La culpa de acabar con un sueño
J.C. Maraddón
Desde antes también, pero sobre todo a partir de su radicalización ideológica, John Lennon desempeñó el papel del “bocón” dentro de los Beatles, de la misma manera que los otros tres integrantes del grupo también asumían su propio personaje. Ringo Starr era el bromista, George Harrison era el que buscaba la paz espiritual y Paul McCartney era el chico sensible que enamoraba a las madres y a las novias. Pero las cosas iban a empezar a cambiar después de que la banda entrara en un conflicto de intereses donde esas personalidades que se habían complementado, empezaban a ser incompatibles.
Algo de eso se vislumbró en la serie documental “Get Back” de Peter Jackson, que registra la grabación del disco en el que Paul intentó volver a las raíces, pero que terminó fogoneando la discordia. Allí se observa a un McCartney compenetrado en su rol de administrador de la crisis y mentor del proyecto, en tanto el resto opta entre plegarse con cierta pasividad a la iniciativa o rebelarse contra la tiranía del bajista zurdo, una disyuntiva que iba a resolverse con la implosión del cuarteto, tras la cual saldrían disparados cada cual hacia su respectiva carrera en solitario, que tal vez venía en marcha desde hacía un tiempo.

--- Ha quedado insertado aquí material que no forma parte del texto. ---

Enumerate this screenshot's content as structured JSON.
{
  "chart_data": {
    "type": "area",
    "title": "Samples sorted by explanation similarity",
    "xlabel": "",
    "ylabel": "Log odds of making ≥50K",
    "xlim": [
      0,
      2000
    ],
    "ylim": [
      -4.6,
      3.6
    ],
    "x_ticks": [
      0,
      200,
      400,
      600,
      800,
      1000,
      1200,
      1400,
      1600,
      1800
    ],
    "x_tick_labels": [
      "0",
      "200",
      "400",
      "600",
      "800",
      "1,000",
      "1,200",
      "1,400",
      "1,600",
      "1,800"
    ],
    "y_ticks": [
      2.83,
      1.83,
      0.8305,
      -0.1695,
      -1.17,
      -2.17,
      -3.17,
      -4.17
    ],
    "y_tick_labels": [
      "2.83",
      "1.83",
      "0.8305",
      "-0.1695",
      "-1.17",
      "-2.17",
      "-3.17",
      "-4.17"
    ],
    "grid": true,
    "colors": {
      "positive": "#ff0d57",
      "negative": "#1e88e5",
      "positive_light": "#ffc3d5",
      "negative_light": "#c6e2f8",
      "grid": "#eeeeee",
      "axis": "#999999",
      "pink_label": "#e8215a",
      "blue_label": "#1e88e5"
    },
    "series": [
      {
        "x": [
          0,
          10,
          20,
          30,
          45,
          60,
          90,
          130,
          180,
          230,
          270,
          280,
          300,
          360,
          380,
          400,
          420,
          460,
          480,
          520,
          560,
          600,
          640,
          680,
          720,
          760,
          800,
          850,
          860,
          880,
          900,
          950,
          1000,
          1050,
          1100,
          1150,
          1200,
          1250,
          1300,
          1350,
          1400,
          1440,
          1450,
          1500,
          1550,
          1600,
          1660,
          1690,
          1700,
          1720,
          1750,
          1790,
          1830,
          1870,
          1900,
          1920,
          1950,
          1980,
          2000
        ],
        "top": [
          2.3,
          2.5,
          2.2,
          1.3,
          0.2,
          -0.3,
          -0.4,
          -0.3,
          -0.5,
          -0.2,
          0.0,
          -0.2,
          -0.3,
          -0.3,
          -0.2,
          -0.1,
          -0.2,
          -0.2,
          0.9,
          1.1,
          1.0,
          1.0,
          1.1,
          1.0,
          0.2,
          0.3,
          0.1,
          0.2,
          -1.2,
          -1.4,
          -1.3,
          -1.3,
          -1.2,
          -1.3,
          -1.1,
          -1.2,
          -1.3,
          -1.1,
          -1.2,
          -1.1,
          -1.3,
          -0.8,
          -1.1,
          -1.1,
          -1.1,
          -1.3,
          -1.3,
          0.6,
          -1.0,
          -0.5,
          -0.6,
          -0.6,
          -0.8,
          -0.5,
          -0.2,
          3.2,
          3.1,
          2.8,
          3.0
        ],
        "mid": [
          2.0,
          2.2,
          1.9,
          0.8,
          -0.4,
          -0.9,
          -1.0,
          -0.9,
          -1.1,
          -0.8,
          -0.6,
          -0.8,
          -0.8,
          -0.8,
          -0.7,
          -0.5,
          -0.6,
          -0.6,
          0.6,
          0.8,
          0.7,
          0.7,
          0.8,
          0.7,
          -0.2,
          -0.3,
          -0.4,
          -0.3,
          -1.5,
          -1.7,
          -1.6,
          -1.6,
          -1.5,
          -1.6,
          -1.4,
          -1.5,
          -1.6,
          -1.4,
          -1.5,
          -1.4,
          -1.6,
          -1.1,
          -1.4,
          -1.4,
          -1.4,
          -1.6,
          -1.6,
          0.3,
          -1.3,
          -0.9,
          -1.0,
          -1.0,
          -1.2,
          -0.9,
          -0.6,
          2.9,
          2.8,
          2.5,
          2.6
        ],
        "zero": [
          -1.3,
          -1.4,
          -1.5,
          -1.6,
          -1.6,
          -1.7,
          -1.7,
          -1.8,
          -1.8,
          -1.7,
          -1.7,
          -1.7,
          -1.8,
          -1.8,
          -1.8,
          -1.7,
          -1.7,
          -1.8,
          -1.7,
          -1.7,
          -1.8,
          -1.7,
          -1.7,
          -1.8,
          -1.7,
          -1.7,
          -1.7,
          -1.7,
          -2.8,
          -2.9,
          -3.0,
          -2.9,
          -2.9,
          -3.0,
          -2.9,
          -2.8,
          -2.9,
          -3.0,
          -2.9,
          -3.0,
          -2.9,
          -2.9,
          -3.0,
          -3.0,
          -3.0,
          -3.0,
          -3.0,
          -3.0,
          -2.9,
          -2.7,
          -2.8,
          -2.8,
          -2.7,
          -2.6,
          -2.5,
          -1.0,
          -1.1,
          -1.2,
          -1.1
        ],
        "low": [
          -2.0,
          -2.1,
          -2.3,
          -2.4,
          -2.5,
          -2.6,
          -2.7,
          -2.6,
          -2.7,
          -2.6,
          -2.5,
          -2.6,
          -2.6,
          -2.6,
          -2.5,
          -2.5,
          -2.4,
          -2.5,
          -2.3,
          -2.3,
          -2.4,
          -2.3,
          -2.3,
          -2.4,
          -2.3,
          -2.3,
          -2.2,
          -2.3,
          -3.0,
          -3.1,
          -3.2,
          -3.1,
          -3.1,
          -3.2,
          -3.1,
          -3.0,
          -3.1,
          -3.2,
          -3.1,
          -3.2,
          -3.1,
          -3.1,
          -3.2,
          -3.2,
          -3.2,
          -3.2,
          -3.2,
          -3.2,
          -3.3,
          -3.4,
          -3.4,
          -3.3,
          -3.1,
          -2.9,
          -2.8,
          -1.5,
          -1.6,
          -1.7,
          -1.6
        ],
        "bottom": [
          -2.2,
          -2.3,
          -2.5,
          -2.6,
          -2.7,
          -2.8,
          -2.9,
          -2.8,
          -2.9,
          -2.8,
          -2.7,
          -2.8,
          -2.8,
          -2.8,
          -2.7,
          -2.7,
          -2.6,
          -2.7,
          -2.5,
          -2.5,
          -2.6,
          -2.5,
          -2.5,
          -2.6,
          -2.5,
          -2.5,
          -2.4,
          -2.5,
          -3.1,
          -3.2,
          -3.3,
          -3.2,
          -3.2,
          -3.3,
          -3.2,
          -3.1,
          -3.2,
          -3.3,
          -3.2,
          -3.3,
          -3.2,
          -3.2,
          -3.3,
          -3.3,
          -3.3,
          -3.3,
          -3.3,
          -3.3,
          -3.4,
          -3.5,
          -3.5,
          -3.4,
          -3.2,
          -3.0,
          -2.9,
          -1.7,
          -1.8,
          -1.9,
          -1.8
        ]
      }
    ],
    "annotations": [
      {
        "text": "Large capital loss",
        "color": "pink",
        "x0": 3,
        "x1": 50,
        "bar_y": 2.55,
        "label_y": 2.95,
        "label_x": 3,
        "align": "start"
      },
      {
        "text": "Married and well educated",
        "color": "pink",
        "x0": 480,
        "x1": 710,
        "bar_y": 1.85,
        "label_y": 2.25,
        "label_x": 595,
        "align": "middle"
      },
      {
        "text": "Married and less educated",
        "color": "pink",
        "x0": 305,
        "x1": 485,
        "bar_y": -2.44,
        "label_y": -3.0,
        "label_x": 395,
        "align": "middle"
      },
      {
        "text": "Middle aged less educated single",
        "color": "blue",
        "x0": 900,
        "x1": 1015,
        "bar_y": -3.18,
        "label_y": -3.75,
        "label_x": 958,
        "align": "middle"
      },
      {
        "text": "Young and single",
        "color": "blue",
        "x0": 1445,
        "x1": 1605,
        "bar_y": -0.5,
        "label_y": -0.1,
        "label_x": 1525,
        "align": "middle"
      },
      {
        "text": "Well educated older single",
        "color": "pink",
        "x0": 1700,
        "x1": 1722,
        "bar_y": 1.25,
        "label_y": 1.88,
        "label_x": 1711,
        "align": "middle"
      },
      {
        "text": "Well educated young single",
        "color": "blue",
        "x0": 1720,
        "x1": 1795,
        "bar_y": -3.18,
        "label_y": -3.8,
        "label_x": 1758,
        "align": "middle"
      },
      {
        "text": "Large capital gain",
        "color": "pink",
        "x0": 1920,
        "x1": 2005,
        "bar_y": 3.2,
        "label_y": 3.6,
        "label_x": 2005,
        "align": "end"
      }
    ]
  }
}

En su sociedad amorosa, artística y política con Yoko Ono, John Lennon fue quien más ruido hizo entre finales de los sesenta y mediados de los setenta, con una postura antisistema acorde a lo que eran las ideas juveniles de la época, tras el mayo francés. Sus proclamas pacifistas lo situaban en la vereda de un activismo virulento y, al mudarse a Estados Unidos, era seguido con suspicacia por los servicios de seguridad de ese país, donde lo catalogaban como un agitador que podía ser peligroso si inspiraba a sus seguidores a imitar su conducta.
Paul, por el contrario, aprovechó el fin de los Beatles para dedicarse más a su familia, se mudó a una granja en Kintyre, al norte de Escocia, para llevar una vida apacible, aunque en ningún momento dejó de lado su faceta musical y hasta formó una nueva banda, Wings, acompañado por su esposa Linda Eastman. En 1975, con el nacimiento de su segundo hijo, Lennon también inició una etapa de ostracismo, de la que iba a emerger cinco años después, hasta que un fanático lo asesinó en la ciudad de Nueva York, donde estaba residiendo.
Acallada así trágicamente la voz de John, y sin que George ni Ringo se corrieran demasiado de ese segundo plano al que los había condenado la principal dupla compositiva de los Beatles, fue Paul el que asumió el papel de vocero y se esforzó en narrar una historia oficial de las peripecias que les tocó atravesar cuando durante los sesenta fueron el faro musical del mundo. Varias han sido las cintas documentales, en diversos formatos, que lo han tenido como protagonista y le han permitido testimoniar su versión de los hechos, sin que haya la posibilidad de que otros testigos lo desmientan.
Como si lo ya conocido no fuera suficiente, se ha estrenado en la plataforma Prime otro rockumental, “Man on the Run”, dirigido por Morgan Neville, que hace foco en el trayecto que siguió McCartney tras la disolución de los Beatles, a través del recuerdo que el propio músico elabora con su voz en off. Por supuesto, el material de archivo tiene una potencia emotiva que legitima el rescate y la compaginación es atrapante, pero lo que queda en claro es que Paul aún no logra cerrar la herida de aquella polémica que lo señaló como culpable del fin del sueño beatle.